LABEL:   Left Ear Records

ARTISTS: Al Mati
RELEASE DATE: 2026-01-16
CATALOGUE NUMBER: LER 1038
FORMAT: Vinyle 12 pouces
STYLE: Synth-Pop

**Inclut un encart recto-verso avec notes de pochette et photos** Al Mati était le pseudonyme d'Alberto Mesquita, artiste excentrique d'origine portugaise installé aux Pays-Bas. Ce nom signifie « Alberto l'Ami », « Al » étant l'abréviation d'Alberto et « Mati » signifiant « ami » en surinamais. L'histoire d'Alberto évoque un personnage mythique tout droit sorti d'un roman de Kerouac, mais au lieu de la coucher sur le papier, il a puisé ses aventures et ses personnages dans son album. La musique et les illustrations, réalisées par son ami Bruno Scoriels dans un style bande dessinée, ne font qu'un, Alberto devenant à la fois le récit et le personnage. Élevé à Lisbonne sous le régime de Salazar, où tous les hommes étaient enrôlés de force pour l'Afrique, il refusa, pacifiste convaincu. Ce refus le mit en conflit avec son père, né en Angola et avocat renommé proche de la dictature. Incapable d'accepter la position de son fils, Alberto fut contraint de fuir le Portugal en désertant, abandonnant tout derrière lui. Il chercha une nouvelle vie à Paris, où il rencontra Bruno Scoriels. Les deux hommes jouèrent de la musique dans la rue pour survivre, et, jeunes et sans le sou, se lancèrent dans des aventures à travers l'Europe.

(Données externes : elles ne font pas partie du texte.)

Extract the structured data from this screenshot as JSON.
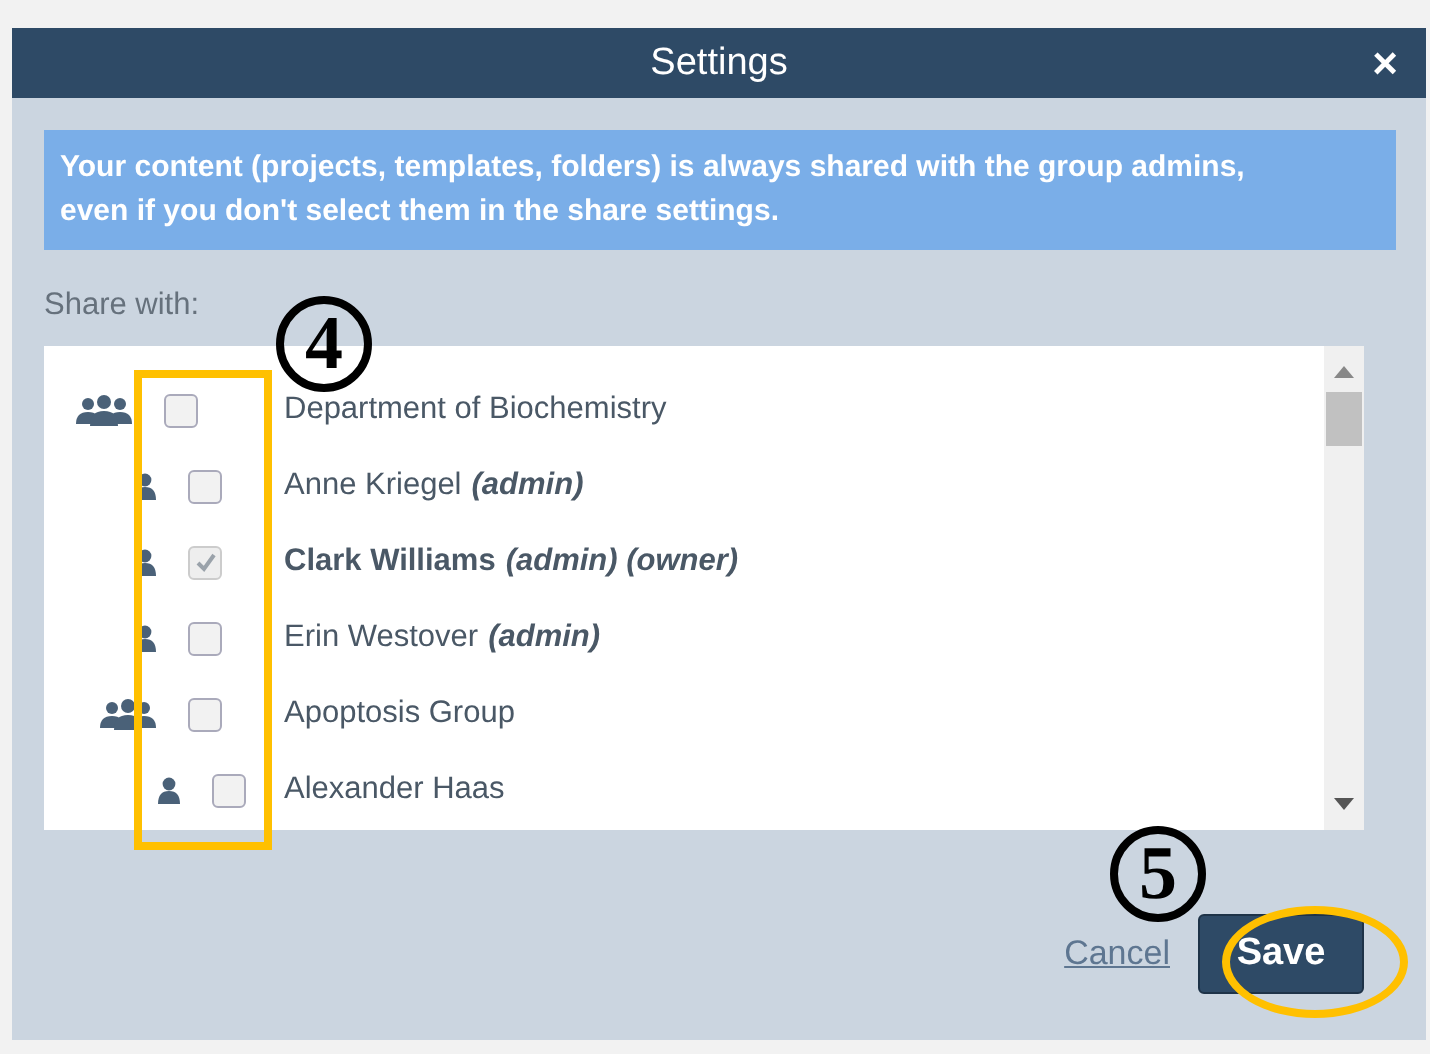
{
  "window": {
    "title": "Settings",
    "close": "×"
  },
  "notice": "Your content (projects, templates, folders) is always shared with the group admins, even if you don't select them in the share settings.",
  "share_label": "Share with:",
  "tree": [
    {
      "kind": "group",
      "name": "Department of Biochemistry",
      "checked": false,
      "bold": false,
      "children": [
        {
          "kind": "person",
          "name": "Anne Kriegel",
          "role": "(admin)",
          "checked": false,
          "bold": false
        },
        {
          "kind": "person",
          "name": "Clark Williams",
          "role": "(admin) (owner)",
          "checked": true,
          "bold": true
        },
        {
          "kind": "person",
          "name": "Erin Westover",
          "role": "(admin)",
          "checked": false,
          "bold": false
        },
        {
          "kind": "group",
          "name": "Apoptosis Group",
          "checked": false,
          "bold": false,
          "children": [
            {
              "kind": "person",
              "name": "Alexander Haas",
              "checked": false,
              "bold": false
            }
          ]
        }
      ]
    }
  ],
  "buttons": {
    "cancel": "Cancel",
    "save": "Save"
  },
  "annotations": [
    {
      "kind": "box-circle",
      "label": "4"
    },
    {
      "kind": "ellipse-circle",
      "label": "5"
    }
  ]
}
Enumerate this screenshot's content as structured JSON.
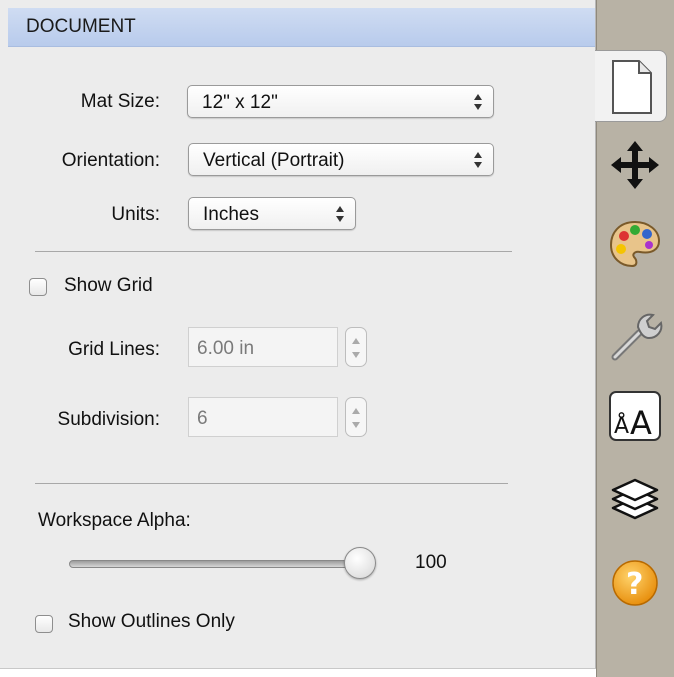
{
  "header": {
    "title": "DOCUMENT"
  },
  "mat_size": {
    "label": "Mat Size:",
    "value": "12\" x 12\""
  },
  "orientation": {
    "label": "Orientation:",
    "value": "Vertical (Portrait)"
  },
  "units": {
    "label": "Units:",
    "value": "Inches"
  },
  "show_grid": {
    "label": "Show Grid",
    "checked": false
  },
  "grid_lines": {
    "label": "Grid Lines:",
    "value": "6.00 in"
  },
  "subdivision": {
    "label": "Subdivision:",
    "value": "6"
  },
  "workspace_alpha": {
    "label": "Workspace Alpha:",
    "value": "100",
    "level": 1.0
  },
  "show_outlines": {
    "label": "Show Outlines Only",
    "checked": false
  },
  "sidebar": {
    "tabs": [
      {
        "name": "document-icon",
        "active": true
      },
      {
        "name": "move-icon",
        "active": false
      },
      {
        "name": "palette-icon",
        "active": false
      },
      {
        "name": "wrench-icon",
        "active": false
      },
      {
        "name": "text-icon",
        "active": false,
        "glyph": "ÅA"
      },
      {
        "name": "layers-icon",
        "active": false
      },
      {
        "name": "help-icon",
        "active": false,
        "glyph": "?"
      }
    ]
  },
  "colors": {
    "header_bg": "#c4d4ef",
    "sidebar_bg": "#b8b2a5",
    "help_orange": "#f5a623"
  }
}
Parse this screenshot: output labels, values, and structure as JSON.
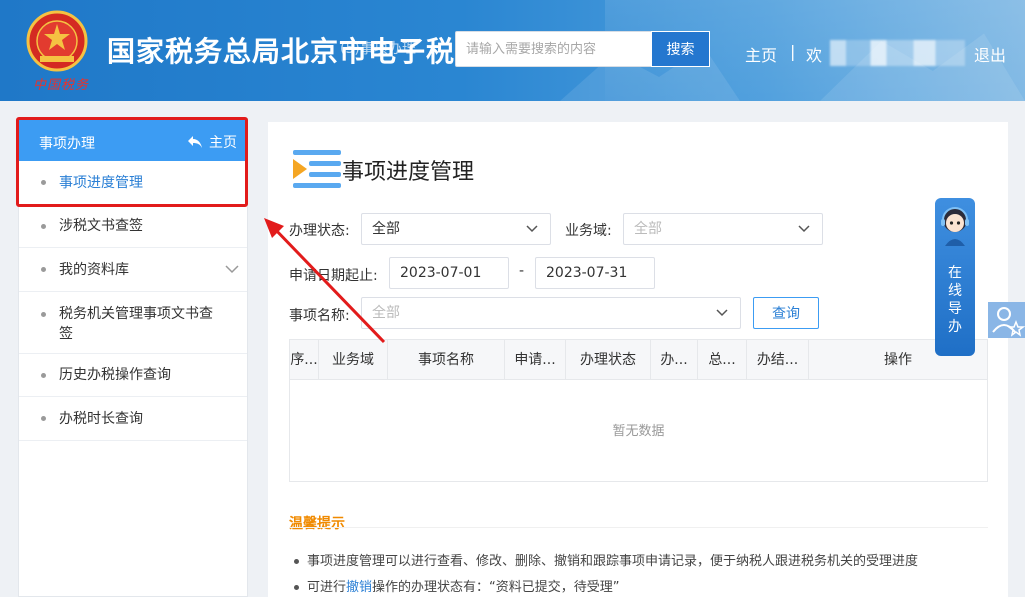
{
  "header": {
    "logo_text": "中国税务",
    "site_title": "国家税务总局北京市电子税",
    "title_overlay": "(5)事项办理",
    "search_placeholder": "请输入需要搜索的内容",
    "search_button": "搜索",
    "nav_home": "主页",
    "nav_sep": "|",
    "nav_welcome": "欢",
    "nav_logout": "退出"
  },
  "sidebar": {
    "header_title": "事项办理",
    "header_home": "主页",
    "items": [
      {
        "label": "事项进度管理",
        "active": true
      },
      {
        "label": "涉税文书查签"
      },
      {
        "label": "我的资料库",
        "has_submenu": true
      },
      {
        "label": "税务机关管理事项文书查签"
      },
      {
        "label": "历史办税操作查询"
      },
      {
        "label": "办税时长查询"
      }
    ]
  },
  "main": {
    "page_title": "事项进度管理",
    "filters": {
      "status_label": "办理状态:",
      "status_value": "全部",
      "domain_label": "业务域:",
      "domain_placeholder": "全部",
      "date_label": "申请日期起止:",
      "date_start": "2023-07-01",
      "date_sep": "-",
      "date_end": "2023-07-31",
      "item_label": "事项名称:",
      "item_placeholder": "全部",
      "query_button": "查询"
    },
    "table": {
      "columns": [
        "序...",
        "业务域",
        "事项名称",
        "申请...",
        "办理状态",
        "办...",
        "总...",
        "办结...",
        "操作"
      ],
      "empty_text": "暂无数据"
    },
    "tips": {
      "title": "温馨提示",
      "line1": "事项进度管理可以进行查看、修改、删除、撤销和跟踪事项申请记录，便于纳税人跟进税务机关的受理进度",
      "line2_prefix": "可进行",
      "line2_link": "撤销",
      "line2_suffix": "操作的办理状态有：“资料已提交，待受理”"
    }
  },
  "guide": {
    "text": [
      "在",
      "线",
      "导",
      "办"
    ]
  },
  "colors": {
    "header_blue": "#2a86d2",
    "accent_blue": "#3c9cf3",
    "annotation_red": "#e21b1b",
    "tips_orange": "#f08a00"
  }
}
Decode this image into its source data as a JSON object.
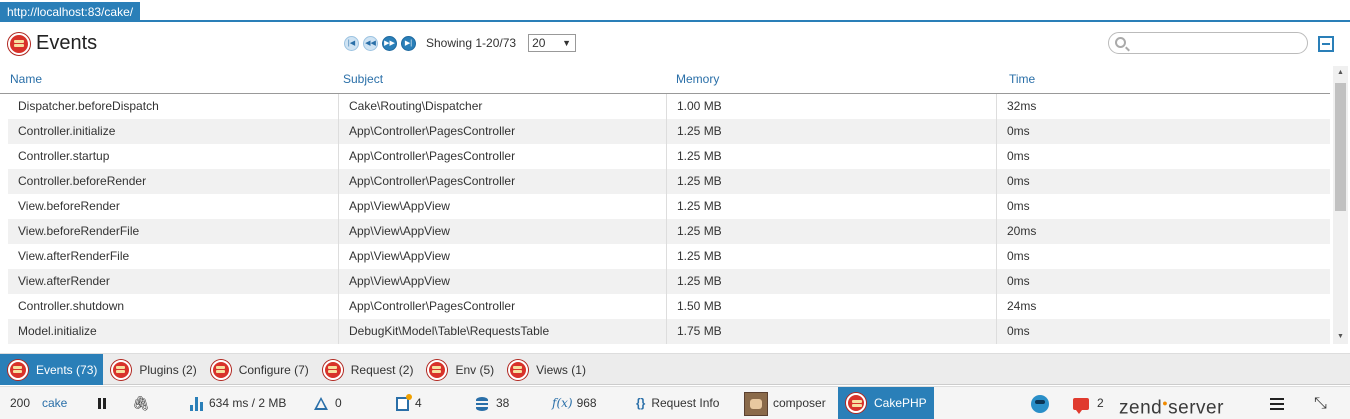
{
  "url_tab": "http://localhost:83/cake/",
  "header": {
    "title": "Events",
    "logo_icon": "cakephp-logo-icon",
    "pager": {
      "showing": "Showing 1-20/73",
      "per_page": "20"
    },
    "search": {
      "placeholder": ""
    },
    "collapse_icon": "collapse-icon"
  },
  "table": {
    "columns": [
      "Name",
      "Subject",
      "Memory",
      "Time"
    ],
    "rows": [
      [
        "Dispatcher.beforeDispatch",
        "Cake\\Routing\\Dispatcher",
        "1.00 MB",
        "32ms"
      ],
      [
        "Controller.initialize",
        "App\\Controller\\PagesController",
        "1.25 MB",
        "0ms"
      ],
      [
        "Controller.startup",
        "App\\Controller\\PagesController",
        "1.25 MB",
        "0ms"
      ],
      [
        "Controller.beforeRender",
        "App\\Controller\\PagesController",
        "1.25 MB",
        "0ms"
      ],
      [
        "View.beforeRender",
        "App\\View\\AppView",
        "1.25 MB",
        "0ms"
      ],
      [
        "View.beforeRenderFile",
        "App\\View\\AppView",
        "1.25 MB",
        "20ms"
      ],
      [
        "View.afterRenderFile",
        "App\\View\\AppView",
        "1.25 MB",
        "0ms"
      ],
      [
        "View.afterRender",
        "App\\View\\AppView",
        "1.25 MB",
        "0ms"
      ],
      [
        "Controller.shutdown",
        "App\\Controller\\PagesController",
        "1.50 MB",
        "24ms"
      ],
      [
        "Model.initialize",
        "DebugKit\\Model\\Table\\RequestsTable",
        "1.75 MB",
        "0ms"
      ]
    ]
  },
  "tabs": [
    {
      "label": "Events (73)",
      "active": true
    },
    {
      "label": "Plugins (2)",
      "active": false
    },
    {
      "label": "Configure (7)",
      "active": false
    },
    {
      "label": "Request (2)",
      "active": false
    },
    {
      "label": "Env (5)",
      "active": false
    },
    {
      "label": "Views (1)",
      "active": false
    }
  ],
  "statusbar": {
    "status_code": "200",
    "app_name": "cake",
    "time_memory": "634 ms / 2 MB",
    "warnings": "0",
    "notes": "4",
    "queries": "38",
    "functions_label": "f(x)",
    "functions": "968",
    "request_info": "Request Info",
    "composer": "composer",
    "cakephp": "CakePHP",
    "messages": "2",
    "zend_brand": "zend",
    "zend_brand_suffix": "server"
  },
  "colors": {
    "accent": "#2a7fb8",
    "cake_red": "#d8322a",
    "alt_row": "#f1f1f1"
  }
}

Lors d'un voyage à Barcelone, ils traversèrent les Pyrénées à pied par un tunnel ferroviaire de cinq kilomètres, sans savoir s'ils en ressortiraient vivants. Le train figurera plus tard sur la pochette de l'album « Some Shit », un clin d'œil à ce périple périlleux et aux rebondissements de sa vie. De là, il partit pour la Belgique, où il rencontra Jolanda, sa future épouse, également présente sur l'album. Ils vécurent aux Pays-Bas, puis retournèrent en Belgique où ils se marièrent, avant de retourner au Portugal sous de faux prétextes. Le régime avait promis l'immunité aux déserteurs, mais la promesse s'avéra vaine, et Alberto fut contraint de fuir à nouveau – cette fois avec ses jeunes enfants, utilisant le passeport de Bruno pour se réfugier aux Pays-Bas. Ils s'installèrent dans les appartements Gliphoeve, dans le quartier de Bijlmermeer à Amsterdam, une communauté d'immigrants dynamique. Ce brassage de cultures inspira la musique d'Alberto. Il avait installé un studio dans leur appartement, où des musiciens du Suriname, d'Angola, des Antilles, du Brésil, du Mozambique et du Portugal se croisaient, improvisant, répétant, enregistrant et formant des groupes comme Albatros, Comoção et Mati Africa, se produisant à l'international et dans des salles mythiques d'Amsterdam telles que De Melkweg et Paradiso. La vie d'immigré était difficile. Alberto fut apatride pendant des années, errant de pays en pays. Certaines chansons exprimaient sa frustration envers le régime portugais, d'autres étaient plus légères ou simplement des déclarations d'amour à sa femme et à ses enfants. Il s'est éteint aux Pays-Bas en 2021, laissant l'album « Some Shit » ouvert à l'interprétation. Mais lorsqu'on imagine l'Europe des années 1970 – la politique, les bouleversements et son besoin de créer des liens entre les cultures – on perçoit la personnalité d'un artiste façonné par les contrastes, qui a insufflé à sa musique ses expériences, ses sentiments et son amour.